Before I knew it, 3 AM arrived and it was time to go. I’d never been so disappointed to leave a club. Then again, I’d never been so excited to see what would happen next. Would I get an invitation to his room? Maybe I’d invite him to mine. I couldn’t imagine not feeling his lips on mine after all this time.

Our heated-up bodies left the club and were immediately assaulted by the coolness of the early morning Milan air. Talk about a slap in the face. I struggled against the logical thoughts that started to swirl in my mind. They were so dull and drab compared to the ones they booted out of the way.

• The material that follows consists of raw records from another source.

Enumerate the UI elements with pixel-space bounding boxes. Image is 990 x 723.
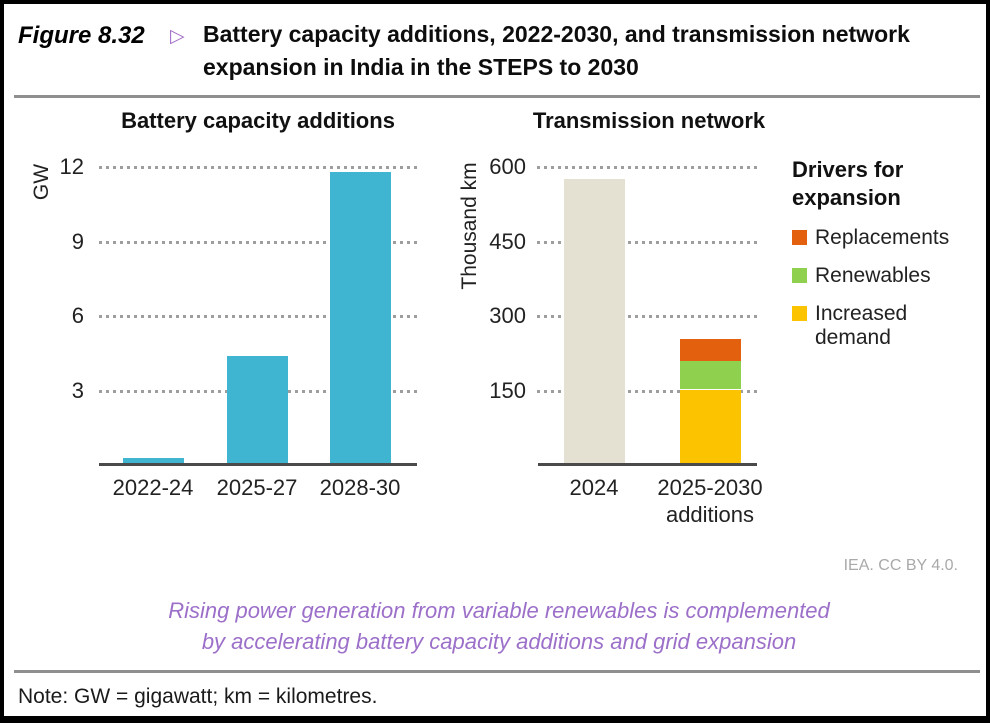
- renewables-swatch-icon: [792, 268, 807, 283]
- y-tick-label: 300: [489, 303, 526, 328]
- figure-title: Battery capacity additions, 2022-2030, a…: [203, 18, 978, 84]
- figure-title-line2: expansion in India in the STEPS to 2030: [203, 54, 639, 80]
- bar-segment-increased-demand: [679, 389, 741, 465]
- bar-segment-renewables: [679, 361, 741, 390]
- header-divider: [14, 95, 980, 98]
- legend-item-replacements: Replacements: [792, 226, 982, 250]
- figure-number-label: Figure 8.32: [18, 22, 145, 49]
- gridline: [537, 389, 761, 393]
- y-tick-label: 6: [71, 303, 84, 328]
- battery-chart-title: Battery capacity additions: [121, 108, 395, 133]
- y-tick-label: 12: [59, 154, 84, 179]
- y-tick-label: 450: [489, 228, 526, 254]
- legend-item-label: Increased demand: [815, 302, 908, 349]
- gridline: [99, 240, 417, 244]
- legend-item-label: Renewables: [815, 264, 931, 287]
- figure-note: Note: GW = gigawatt; km = kilometres.: [18, 685, 378, 708]
- increased-demand-swatch-icon: [792, 306, 807, 321]
- bar: [563, 179, 625, 465]
- legend-drivers-for-expansion: Drivers for expansion Replacements Renew…: [792, 156, 982, 364]
- figure-title-line1: Battery capacity additions, 2022-2030, a…: [203, 21, 910, 47]
- gridline: [537, 240, 761, 244]
- x-axis-line: [538, 463, 757, 466]
- x-axis-line: [99, 463, 417, 466]
- x-category-label: 2024: [569, 475, 619, 500]
- bar-segment-replacements: [679, 338, 741, 362]
- gridline: [537, 315, 761, 318]
- iea-license-credit: IEA. CC BY 4.0.: [843, 557, 958, 574]
- footer-divider: [14, 670, 980, 673]
- y-tick-label: 600: [489, 154, 526, 179]
- bar: [329, 171, 391, 465]
- legend-item-increased-demand: Increased demand: [792, 302, 982, 350]
- transmission-y-axis-unit: Thousand km: [458, 162, 481, 290]
- legend-item-renewables: Renewables: [792, 264, 982, 288]
- y-tick-label: 9: [71, 228, 84, 254]
- y-tick-label: 150: [489, 377, 526, 403]
- legend-item-label: Replacements: [815, 226, 950, 249]
- figure-arrow-icon: ▷: [170, 26, 185, 47]
- x-category-label: 2022-24: [112, 475, 194, 500]
- transmission-chart-title: Transmission network: [532, 108, 766, 133]
- replacements-swatch-icon: [792, 230, 807, 245]
- legend-title: Drivers for expansion: [792, 157, 904, 210]
- bar: [122, 457, 184, 465]
- x-category-label: 2028-30: [319, 475, 401, 500]
- y-tick-label: 3: [71, 377, 84, 403]
- gridline: [99, 315, 417, 318]
- x-category-label: 2025-2030 additions: [657, 475, 763, 527]
- subtitle-line1: Rising power generation from variable re…: [168, 598, 830, 623]
- x-category-label: 2025-27: [216, 475, 298, 500]
- subtitle-line2: by accelerating battery capacity additio…: [201, 629, 797, 654]
- figure-takeaway-subtitle: Rising power generation from variable re…: [74, 595, 924, 657]
- gridline: [99, 166, 417, 169]
- bar: [226, 355, 288, 465]
- gridline: [537, 166, 761, 169]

Needless to say, after some casual conversation in the taxi that was very anti-climactic when compared to the dancing and music, we were back at the hotel and standing in the lobby. The unspoken question, “What next?” never came out.

“Killer night,” I said. “Thanks for inviting me.”

“I’m glad you could come.”

I would have loved to come up, but that clearly wasn’t happening. “Well, I interview Simon tomorrow, so I’d better get a few hours of sleep, I guess.”

“I guess,” Gauge said.

We made a silent ascent up to the tenth floor in the elevator and walked out, giving each other one last farewell greeting as we made our way to my door. Gauge moved on to his.

Behind the safety of my closed door, I pressed my body against the backside of it, took a deep breath in, and breathed out. I felt ripples of anticipation escape my body as I got ready for sleep. Thankfully, I drifted off into a deep sleep, ignoring the slight headache that was starting to throb.